In 2012, the Takarazuka Revue announced that Flower Troupe would be performing a 'Sengoku Basara' musical. Ranju Tomu and Ranno Hana starred, and Asumi Rio and Nozomi Futo also featured in the adaptation, which played at the Tokyu Theater Orb, from 06/15 - 07/01 in 2013. The staging of the musical was much more lavish than that of the stage plays with a lot more special effects, and less action and stunts. It received "generally favorable" reviews. As of 2025, this is the first and only Sengoku Basara musical to have been performed.

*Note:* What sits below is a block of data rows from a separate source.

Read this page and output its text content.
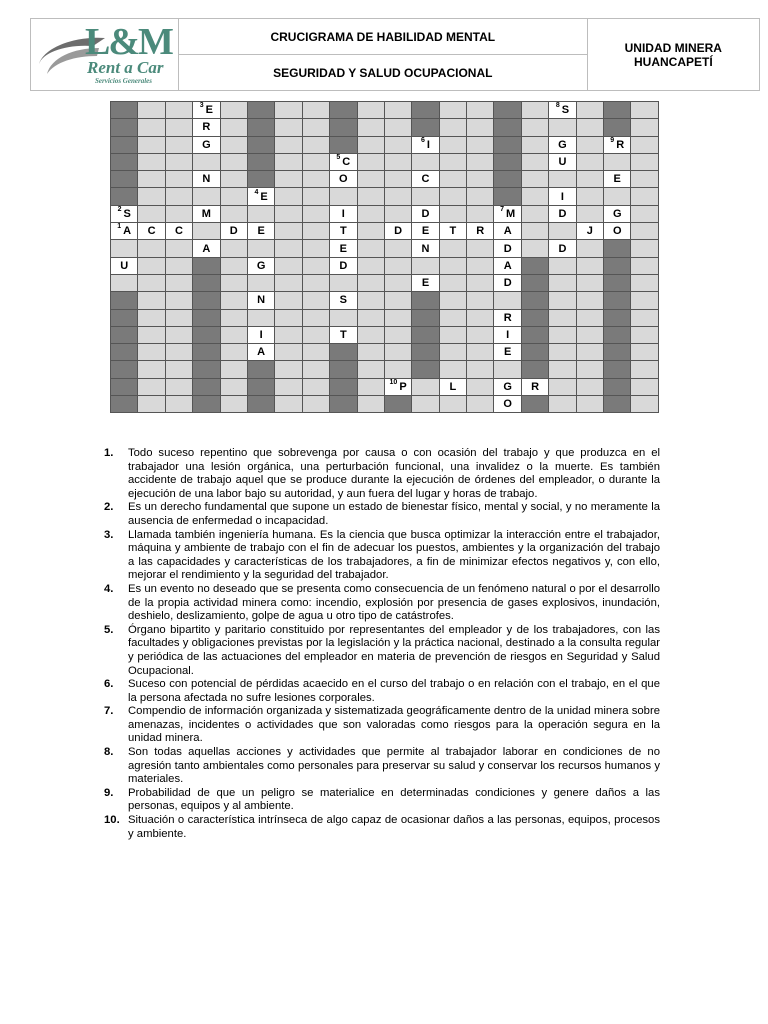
L&M
Rent a Car
Servicios Generales
	CRUCIGRAMA DE HABILIDAD MENTAL	
UNIDAD MINERA
HUANCAPETÍ

SEGURIDAD Y SALUD OCUPACIONAL
			$^3$ E													$^8$ S			
			R																
			G								$^6$ I					G		$^9$ R	
								$^5$ C								U			
			N					O			C							E	
					$^4$ E											I			
$^2$ S			M					I			D			$^7$ M		D		G	
$^1$ A	C	C		D	E			T		D	E	T	R	A			J	O	
			A					E			N			D		D			
U					G			D						A					
											E			D					
					N			S											
														R					
					I			T						I					
					A									E					

										$^{10}$ P		L		G	R				
														O					
1.	Todo suceso repentino que sobrevenga por causa o con ocasión del trabajo y que produzca en el trabajador una lesión orgánica, una perturbación funcional, una invalidez o la muerte. Es también accidente de trabajo aquel que se produce durante la ejecución de órdenes del empleador, o durante la ejecución de una labor bajo su autoridad, y aun fuera del lugar y horas de trabajo.
2.	Es un derecho fundamental que supone un estado de bienestar físico, mental y social, y no meramente la ausencia de enfermedad o incapacidad.
3.	Llamada también ingeniería humana. Es la ciencia que busca optimizar la interacción entre el trabajador, máquina y ambiente de trabajo con el fin de adecuar los puestos, ambientes y la organización del trabajo a las capacidades y características de los trabajadores, a fin de minimizar efectos negativos y, con ello, mejorar el rendimiento y la seguridad del trabajador.
4.	Es un evento no deseado que se presenta como consecuencia de un fenómeno natural o por el desarrollo de la propia actividad minera como: incendio, explosión por presencia de gases explosivos, inundación, deshielo, deslizamiento, golpe de agua u otro tipo de catástrofes.
5.	Órgano bipartito y paritario constituido por representantes del empleador y de los trabajadores, con las facultades y obligaciones previstas por la legislación y la práctica nacional, destinado a la consulta regular y periódica de las actuaciones del empleador en materia de prevención de riesgos en Seguridad y Salud Ocupacional.
6.	Suceso con potencial de pérdidas acaecido en el curso del trabajo o en relación con el trabajo, en el que la persona afectada no sufre lesiones corporales.
7.	Compendio de información organizada y sistematizada geográficamente dentro de la unidad minera sobre amenazas, incidentes o actividades que son valoradas como riesgos para la operación segura en la unidad minera.
8.	Son todas aquellas acciones y actividades que permite al trabajador laborar en condiciones de no agresión tanto ambientales como personales para preservar su salud y conservar los recursos humanos y materiales.
9.	Probabilidad de que un peligro se materialice en determinadas condiciones y genere daños a las personas, equipos y al ambiente.
10. Situación o característica intrínseca de algo capaz de ocasionar daños a las personas, equipos, procesos y ambiente.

A live-action television drama titled Sengoku Basara Moonlight Party began broadcasting in Japan on July 12, 2012, on the Mainichi Broadcasting System.

In August 2015, Capcom produced a collaborative stage play with Sengoku Basara and Devil May Cry titled "Sengoku Basara VS Devil May Cry". In the play, Dante, Lady, Trish, and Vergil come across some mysterious historical ruins while chasing after a demon, and are sent back in time to Japan's Warring States (Sengoku) period. There, the group meets Date Masamune, Sanada Yukimura, and other characters from the Sengoku Basara franchise. The play ran at the AiiA 2.5 Theater Tokyo for 18 performances from August 20–30. Masanari Ujigawa directed and composed the stage play with Hideaki Itsuno and Izaki Matsuno collaborating on the scenario. Kazushi Miyakoda and Tetsuya Yamaura produced the play with Hiroyuki Kobayashi and Makoto Yamamoto as supervisors.

==Related products==
A large range of merchandise has been created for the series in Japan, including books, CD soundtracks, drama CDs, figures, magazines, radio CDs, and trading cards.

Cards based on Sengoku Basara were included in Capcom's free-to-play digital collectible card game, Teppen, on October 1, 2020, through an expansion released worldwide and titled "The Tale of Amatsu no Kuni". Sengoku Basara character Oichi was included as a playable hero along with more Sengoku Basara cards in another expansion for Teppen that was released worldwide on January 5, 2021. The expansion is titled, "The Battle of Amatsu no Kuni."